Data Science is one of the hottest industries in technology right now and is seeing lots of innovation in its various subdomains like Descriptive analytics, Diagnostic analytics, and Predictive analytics. Recent estimates by IBM research have put the growth in Data Science related jobs at around 28%, which is among the highest of any fields. According to the IBM research, about 59% of these jobs will be related to Finance and Insurance, Professional Services, and Information Technology. Therefore, it’s quite natural to ask how Blockchains, another revolutionary FinTech can work together with Data Science to further both fields? Here’s an in-depth look at both the technologies.
Data Science – The Basics
Data Science refers to the use of a host of scientific methods, processes, algorithms, and systems to extract knowledge or insights from data sets. Sometimes referred to as Big Data analysis, Data Science essentially provides insights that are easy to miss when merely looking at the data. The insights are gleaned using Linear Regression, Logistic Regression, Pattern Recognition and other sophisticated mathematical techniques.
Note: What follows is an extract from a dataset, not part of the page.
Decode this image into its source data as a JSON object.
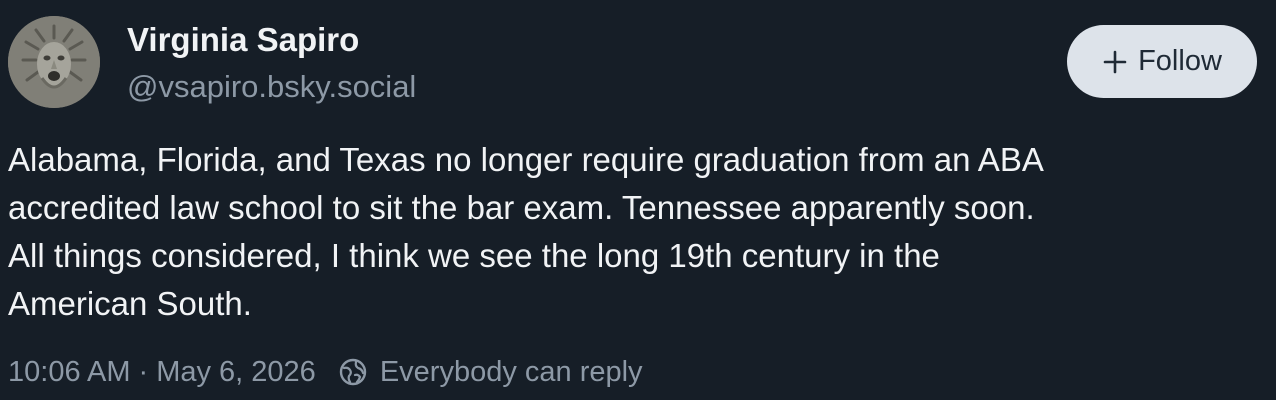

It has a wide range of real-world use cases, like speech recognition, self-driving cars, and spam identification. One of the core goals of Data Science includes the use of Big Data analysis to make machines more autonomous so that they can function without any human intervention.
Blockchains and Data Science
Blockchains are primarily the “trust protocol” of the internet, meaning that they help keep sensitive information secure on the internet. However, keeping information secure means that there is an overhead for storing data on the blockchain which is prohibitive to Data Science. This is because Big Data analysis relies on analyzing huge quantities of data to come up with models. Instead, Blockchains can help by making the data stored in other servers more secure by using timestamps and proof of ownership systems like Factom. Additionally, Blockchains have to potential to improve several key elements of Data Science related to data collection, to distributed computing, and predictive analytics.
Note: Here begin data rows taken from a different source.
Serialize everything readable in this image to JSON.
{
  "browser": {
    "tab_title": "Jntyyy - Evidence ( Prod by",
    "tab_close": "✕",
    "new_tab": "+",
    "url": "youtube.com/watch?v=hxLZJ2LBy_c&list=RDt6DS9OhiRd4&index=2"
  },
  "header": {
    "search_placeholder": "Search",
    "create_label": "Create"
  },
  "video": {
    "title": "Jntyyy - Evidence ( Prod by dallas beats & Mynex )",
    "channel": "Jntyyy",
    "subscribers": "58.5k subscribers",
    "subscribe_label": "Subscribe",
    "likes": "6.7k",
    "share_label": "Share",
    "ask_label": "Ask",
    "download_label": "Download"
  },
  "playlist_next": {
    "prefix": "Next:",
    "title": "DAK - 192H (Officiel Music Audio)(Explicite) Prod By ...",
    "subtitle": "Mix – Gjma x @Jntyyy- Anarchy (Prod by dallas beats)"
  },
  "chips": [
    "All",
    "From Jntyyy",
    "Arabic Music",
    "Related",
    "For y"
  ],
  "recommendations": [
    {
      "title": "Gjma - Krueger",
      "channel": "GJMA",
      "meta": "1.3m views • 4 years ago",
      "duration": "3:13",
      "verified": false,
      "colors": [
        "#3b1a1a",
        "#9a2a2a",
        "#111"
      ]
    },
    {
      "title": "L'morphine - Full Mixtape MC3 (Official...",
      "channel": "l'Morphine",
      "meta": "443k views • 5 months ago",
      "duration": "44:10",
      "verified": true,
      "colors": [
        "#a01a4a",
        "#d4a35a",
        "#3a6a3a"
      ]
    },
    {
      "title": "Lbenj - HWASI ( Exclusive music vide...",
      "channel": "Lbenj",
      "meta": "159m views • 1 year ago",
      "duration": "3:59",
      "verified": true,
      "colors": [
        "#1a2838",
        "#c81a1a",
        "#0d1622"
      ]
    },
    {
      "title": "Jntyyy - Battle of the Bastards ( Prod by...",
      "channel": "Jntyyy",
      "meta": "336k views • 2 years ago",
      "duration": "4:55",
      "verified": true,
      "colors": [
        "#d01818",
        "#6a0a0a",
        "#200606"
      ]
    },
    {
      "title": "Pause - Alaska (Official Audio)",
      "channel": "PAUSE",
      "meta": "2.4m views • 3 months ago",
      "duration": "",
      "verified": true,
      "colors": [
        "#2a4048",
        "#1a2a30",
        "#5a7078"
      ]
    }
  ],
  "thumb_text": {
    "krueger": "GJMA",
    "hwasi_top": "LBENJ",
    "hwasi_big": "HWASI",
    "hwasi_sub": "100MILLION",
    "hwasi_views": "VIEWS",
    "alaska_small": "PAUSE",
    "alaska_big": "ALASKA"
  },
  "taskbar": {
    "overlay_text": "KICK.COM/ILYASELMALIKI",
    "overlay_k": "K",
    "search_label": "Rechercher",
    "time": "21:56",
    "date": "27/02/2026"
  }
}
- Data Collection – Data is the primary raw material of Data Science models. For example, to make a model for self-driving cars, Data Scientists require millions of hours worth of actual vehicle driving data. Collecting and organizing this data makes up a vast percentage of the total work. Since these Artificial Intelligence models rely on the principle of “Garbage In, Garbage Out,” it is essential to make sure that the data is authentic and untampered. This is one the primary uses of Blockchains as they can help bypass intermediary sources of error. Using data integrity services like Factom, we can make the vehicle driving data directly accessible to data scientists. This ensures the quality and authenticity of the data while greatly increasing speed and bringing down the overall cost of auditing.
- Distributed Computing – Once the relevant data is obtained and processed, it still has to be analyzed. Analyzing these vast quantities of data requires a huge amount of processing power. Individuals rarely have that much computing power at their disposal and therefore rely on expensive cloud computing platforms like Google Cloud and Amazon Web Services. Ethereum based Golem project is working on an implementation of the world’s largest, decentralized super-computer that will give individuals the power to purchase computing resources from people who have idle computers directly. Not only does decentralized computing bring the cost down for the individual, but it also makes the process more secure as there is no third party involved.
- Predictive Analysis – Predictive analytics is the use of data, statistical algorithms and machine learning techniques to identify the likelihood of future outcomes based on historical data. Current machine learning methods have been shown to be inefficient when predicting complex social outcomes like election results. Predictive analytics, which employs the wisdom of the crowds, has been shown to be quite accurate when it comes to accurately predicting social phenomenon. Several studies related to predictive analysis have shown that since each in a crowd has their own unique bias, gathering a large sample size in a crowd helps cancel out all of the competing individual biases, thus providing very reliable, accurate predictions. Augur and Gnosis are two blockchain based projects which already have a working platform for making bets related to such phenomenon.